Aux Pays-Bas, et en Europe en général, c'est le grand sujet pour l'industrie solaire, promise à un déploiement massif au vu des objectifs énergétiques et climatiques des Etats: où trouver l'espace pour s'implanter, et se faire accepter ?
"On regarde partout", répond Maarten De Groot, du groupe GroenLeven, filiale de l'allemand BayWa, qui mise sur ces espaces où les installations peuvent faire "double usage".
Ainsi Piet Albers accueille-t-il, en guise de serre, des toits en panneaux photovoltaïques, posés à trois mètres du sol au-dessus de ses précieuses framboises.
"Je voyais les étés s'allonger, et ces fruits de la forêt brûler sous les serres. Il fallait les protéger", raconte-t-il.
L'agriculteur, qui produit, en monoculture, plus de 200 tonnes de framboises par an, n'engrange pas de loyer de la part de l'énergéticien, mais tire d'autres avantages depuis trois ans: des températures plus constantes, 25% d'arrosage en moins, une protection contre les grêlons, du plastique de serre économisé...
Un large sourire fend son visage buriné, alors que 37°C s'annoncent cette semaine dans sa région : "Sous serre, j'aurais dû jeter 10 à 20% des fruits".
BayWa en revanche a des surcoûts à assumer: panneaux non standard et moins productifs (semi-transparents pour filtrer la lumière), maintenance plus compliquée, énumère Maarten De Groot, pour qui "l'essor des projets à +double usage+ dépendra du soutien de l'Etat".
Un projet "agrivoltaïque" peut induire une perte de 15-25% de revenu par rapport aux parcs solaires au sol. Ces derniers, moins chers et plus productifs, resteront de ce fait nécessaires, estime le secteur.
A chaque projet, ses riverains
Cependant toutes les solutions émergentes ne sont pas forcément très coûteuses, souligne BayWa. A 50 km de chez M. Albers, l'entreprise a installé un parc flottant sur un lac de carrière.
Cette cavité de 30 m de fond, formée par des années d'extraction du sable et remise en eau, accueille désormais 17 hectares de panneaux solaires à perte de vue, sur la moitié de sa superficie.
"Les flotteurs sont une technologie éprouvée, pas du tout high tech", assemblés comme des pontons, montre Hugo Parant, chef de projets chez BayWa r.e. France. L'investissement est plus important qu'au sol, mais la construction rapide, la maintenance simple, et l'eau, en évitant toute surchauffe, accroît le rendement.
Sur l'eau eux aussi, une douzaine de transformateurs envoient au poste à terre 20.000 volts par un énorme câble, à destination d'environ 10.000 foyers.
Ici, l'énergéticien verse un loyer à la carrière, mais souvent il vend à l'industriel une électricité décarbonée et à prix stable.

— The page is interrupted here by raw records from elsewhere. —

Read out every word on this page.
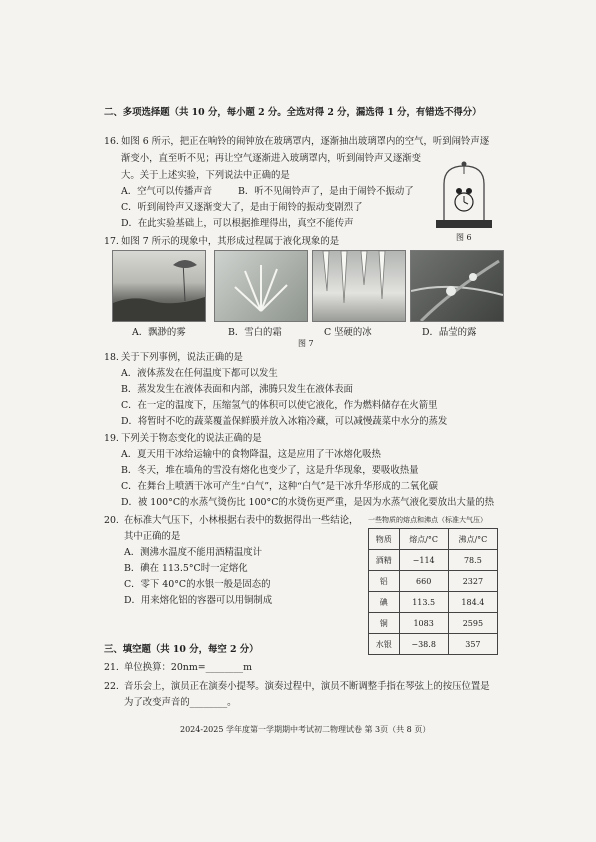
二、多项选择题（共 10 分，每小题 2 分。全选对得 2 分，漏选得 1 分，有错选不得分）
16. 如图 6 所示，把正在响铃的闹钟放在玻璃罩内，逐渐抽出玻璃罩内的空气，听到闹铃声逐
渐变小，直至听不见；再让空气逐渐进入玻璃罩内，听到闹铃声又逐渐变
大。关于上述实验，下列说法中正确的是
A．空气可以传播声音	B．听不见闹铃声了，是由于闹铃不振动了
C．听到闹铃声又逐渐变大了，是由于闹铃的振动变剧烈了
D．在此实验基础上，可以根据推理得出，真空不能传声
图 6
17. 如图 7 所示的现象中，其形成过程属于液化现象的是
A．飘渺的雾	B．雪白的霜	C 坚硬的冰	D．晶莹的露
图 7
18. 关于下列事例，说法正确的是
A．液体蒸发在任何温度下都可以发生
B．蒸发发生在液体表面和内部，沸腾只发生在液体表面
C．在一定的温度下，压缩氢气的体积可以使它液化，作为燃料储存在火箭里
D．将暂时不吃的蔬菜覆盖保鲜膜并放入冰箱冷藏，可以减慢蔬菜中水分的蒸发
19. 下列关于物态变化的说法正确的是
A．夏天用干冰给运输中的食物降温，这是应用了干冰熔化吸热
B．冬天，堆在墙角的雪没有熔化也变少了，这是升华现象，要吸收热量
C．在舞台上喷洒干冰可产生“白气”，这种“白气”是干冰升华形成的二氧化碳
D．被 100°C的水蒸气烫伤比 100°C的水烫伤更严重，是因为水蒸气液化要放出大量的热
20. 在标准大气压下，小林根据右表中的数据得出一些结论，
其中正确的是
A．测沸水温度不能用酒精温度计
B．碘在 113.5°C时一定熔化
C．零下 40°C的水银一般是固态的
D．用来熔化铝的容器可以用铜制成
一些物质的熔点和沸点（标准大气压）
物质	熔点/°C	沸点/°C
酒精	−114	78.5
铝	660	2327
碘	113.5	184.4
铜	1083	2595
水银	−38.8	357
三、填空题（共 10 分，每空 2 分）
21. 单位换算：20nm=________m
22. 音乐会上，演员正在演奏小提琴。演奏过程中，演员不断调整手指在琴弦上的按压位置是
为了改变声音的________。
2024-2025 学年度第一学期期中考试初二物理试卷 第 3页（共 8 页）
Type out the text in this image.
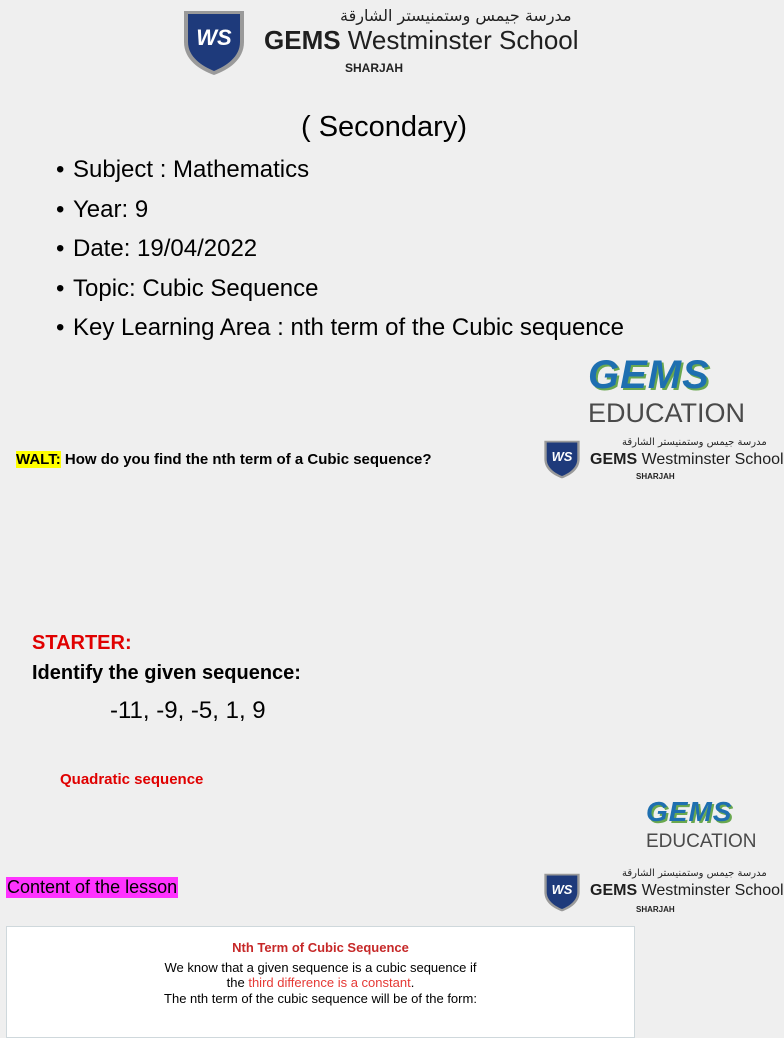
WS
مدرسة جيمس وستمنيستر الشارقة
GEMS Westminster School
SHARJAH
( Secondary)
• Subject : Mathematics
• Year: 9
• Date: 19/04/2022
• Topic: Cubic Sequence
• Key Learning Area : nth term of the Cubic sequence
GEMS
EDUCATION
WALT: How do you find the nth term of a Cubic sequence?	WS
مدرسة جيمس وستمنيستر الشارقة
GEMS Westminster School
SHARJAH
STARTER:
Identify the given sequence:
-11, -9, -5, 1, 9
Quadratic sequence
GEMS
EDUCATION
Content of the lesson	WS
مدرسة جيمس وستمنيستر الشارقة
GEMS Westminster School
SHARJAH
Nth Term of Cubic Sequence
We know that a given sequence is a cubic sequence if
the third difference is a constant.
The nth term of the cubic sequence will be of the form:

Ce parc d'Uivermeertjes est avec 29,8 mégawatts (MW) selon BayWa, le 2e plus grand parc flottant d'Europe. Le premier est aussi au Pays-Bas.
L'idée ne fait pas que des heureux, comme William Peters, qui y pêche carpes et tanches. "Les poissons grossissent, mais est-ce que cela continuera ?", demande-t-il aux représentants de l'industriel, qui tentent de le rassurer : une étude sur un autre plan d'eau a montré un faible écart de températures.
"Nous sommes un petit pays. Dès que vous avez un projet, vous trouvez un riverain, il faut vraiment réfléchir au partage de l'espace", note Maarten De Groot.
Dans le pays le plus densément peuplé d'Europe, le déploiement des énergies renouvelables a commencé avec l'éolien, dans le nord, moins habité. Il s'y trouve aujourd'hui limité par les capacités du réseau électrique, tandis que le sud est très urbanisé, et les toits déjà très équipés.
Or le défi est là: les Pays-Bas, qui visent la neutralité carbone en 2050, tirent des renouvelables moins de 12% de leur consommation d'énergie finale.
Mondialement, le constat est similaire: 2021 a vu un déploiement inédit des capacités solaires et éoliennes, mais il faudrait en installer chaque année quatre fois plus pour garder le réchauffement planétaire à 1,5°C, souligne l'Agence internationale de l'énergie.